オヤジのあくび

タケさんの気楽に行こうよ道草人生の続編です。

オヤジのあくび254

新島襄「わが若き日ー決死の日本脱出記」

 

新島襄自身の筆による部分は、「わが若き日」と函館を違法出国しボストンに到着するまでの航海記、それにあちこちから家族に宛てた手紙で構成されている。「わが若き日」では、安中藩の武士の家に生まれた新島襄=本名は七五三太(しめた)が、殿様の命に従うよりも広く世界に出て学びたいという気持ちを募らせていく様子が書かれている。
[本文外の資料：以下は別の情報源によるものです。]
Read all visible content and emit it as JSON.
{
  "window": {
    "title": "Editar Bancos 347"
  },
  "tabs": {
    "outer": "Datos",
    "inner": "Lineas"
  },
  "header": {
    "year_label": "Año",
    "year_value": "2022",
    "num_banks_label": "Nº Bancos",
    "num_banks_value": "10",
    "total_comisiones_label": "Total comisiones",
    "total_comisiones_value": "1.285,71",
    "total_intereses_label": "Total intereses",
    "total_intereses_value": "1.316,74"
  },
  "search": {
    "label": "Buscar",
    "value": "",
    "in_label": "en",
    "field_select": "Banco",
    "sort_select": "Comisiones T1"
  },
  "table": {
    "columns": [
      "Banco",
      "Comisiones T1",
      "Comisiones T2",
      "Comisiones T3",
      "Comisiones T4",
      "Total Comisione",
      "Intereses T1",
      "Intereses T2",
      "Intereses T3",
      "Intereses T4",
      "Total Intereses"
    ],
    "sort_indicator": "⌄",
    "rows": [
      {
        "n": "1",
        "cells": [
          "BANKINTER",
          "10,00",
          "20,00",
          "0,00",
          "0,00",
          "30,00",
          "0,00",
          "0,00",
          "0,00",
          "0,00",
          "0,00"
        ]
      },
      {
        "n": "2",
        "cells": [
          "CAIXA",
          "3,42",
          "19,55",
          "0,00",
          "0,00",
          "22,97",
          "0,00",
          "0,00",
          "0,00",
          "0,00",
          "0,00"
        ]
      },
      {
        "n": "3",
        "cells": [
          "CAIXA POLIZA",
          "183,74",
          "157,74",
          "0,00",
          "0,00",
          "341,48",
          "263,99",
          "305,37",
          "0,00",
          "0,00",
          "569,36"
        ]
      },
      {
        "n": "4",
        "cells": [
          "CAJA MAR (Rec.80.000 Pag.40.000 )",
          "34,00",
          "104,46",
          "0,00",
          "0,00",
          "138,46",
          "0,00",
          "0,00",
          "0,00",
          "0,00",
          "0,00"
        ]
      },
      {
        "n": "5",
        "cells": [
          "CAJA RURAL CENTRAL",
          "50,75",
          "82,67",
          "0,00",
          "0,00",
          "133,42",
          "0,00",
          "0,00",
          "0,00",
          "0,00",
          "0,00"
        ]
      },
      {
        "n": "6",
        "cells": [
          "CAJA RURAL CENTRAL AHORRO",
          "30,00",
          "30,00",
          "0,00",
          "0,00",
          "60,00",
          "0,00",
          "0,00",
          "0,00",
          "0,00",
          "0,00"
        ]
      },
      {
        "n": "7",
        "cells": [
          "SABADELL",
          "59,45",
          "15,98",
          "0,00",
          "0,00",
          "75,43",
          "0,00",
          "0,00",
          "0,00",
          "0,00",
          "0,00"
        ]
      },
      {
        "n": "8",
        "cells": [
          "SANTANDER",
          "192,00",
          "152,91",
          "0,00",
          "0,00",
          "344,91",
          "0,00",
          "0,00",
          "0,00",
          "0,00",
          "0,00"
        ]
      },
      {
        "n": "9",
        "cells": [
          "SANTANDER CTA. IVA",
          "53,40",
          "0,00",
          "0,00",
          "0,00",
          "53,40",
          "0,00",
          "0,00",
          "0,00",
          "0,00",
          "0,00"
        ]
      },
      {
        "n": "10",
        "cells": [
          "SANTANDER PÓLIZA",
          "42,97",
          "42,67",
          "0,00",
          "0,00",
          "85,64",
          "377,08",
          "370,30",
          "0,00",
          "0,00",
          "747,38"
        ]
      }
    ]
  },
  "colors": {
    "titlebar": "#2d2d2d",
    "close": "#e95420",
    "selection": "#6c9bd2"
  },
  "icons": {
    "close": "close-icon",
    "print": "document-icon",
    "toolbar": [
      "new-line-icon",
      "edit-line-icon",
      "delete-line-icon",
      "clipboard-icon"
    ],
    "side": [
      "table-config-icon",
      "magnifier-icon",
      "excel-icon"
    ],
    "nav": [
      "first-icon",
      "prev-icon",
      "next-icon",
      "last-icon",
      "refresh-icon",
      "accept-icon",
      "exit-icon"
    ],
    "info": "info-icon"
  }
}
結果として、ボストンで学び、日本人初のアメリカで学士となった他、アマースト大学で学んでいた縁からクラーク博士が日本にやって来る。さらには岩倉使節団木戸孝允付きの通訳となり、ヨーロッパの教育制度を視察することになる。

日本に帰るのは、アメリカ=アメリカンボードから宣教師として日本への布教資格を得てからである。何年か前に新島八重を主人公にした大河ドラマが放映されたが、八重と結婚するのは、帰国後同志社の設立に奔走する時期である。この頃の教え子に徳富蘇峰がいて、本書の後半は蘇峰による「新島精神と日本精神」という記念講演が掲載されている。

居ても立っても居られない衝動は、新撰組と函館から出国する時の新島襄に共通しているもしれない。何に居ても立っても居られなかったのか? それは日本をなんとかしなければならないという思いでしょう。結果、新撰組は戦闘集団になったし、新島襄は宣教師になった。自分が教育界の末席を汚しているから言うわけではないが、世の中を変えていくとは、武力や独裁者の力ではなく、結局は教育に頼るしかないのだと思う。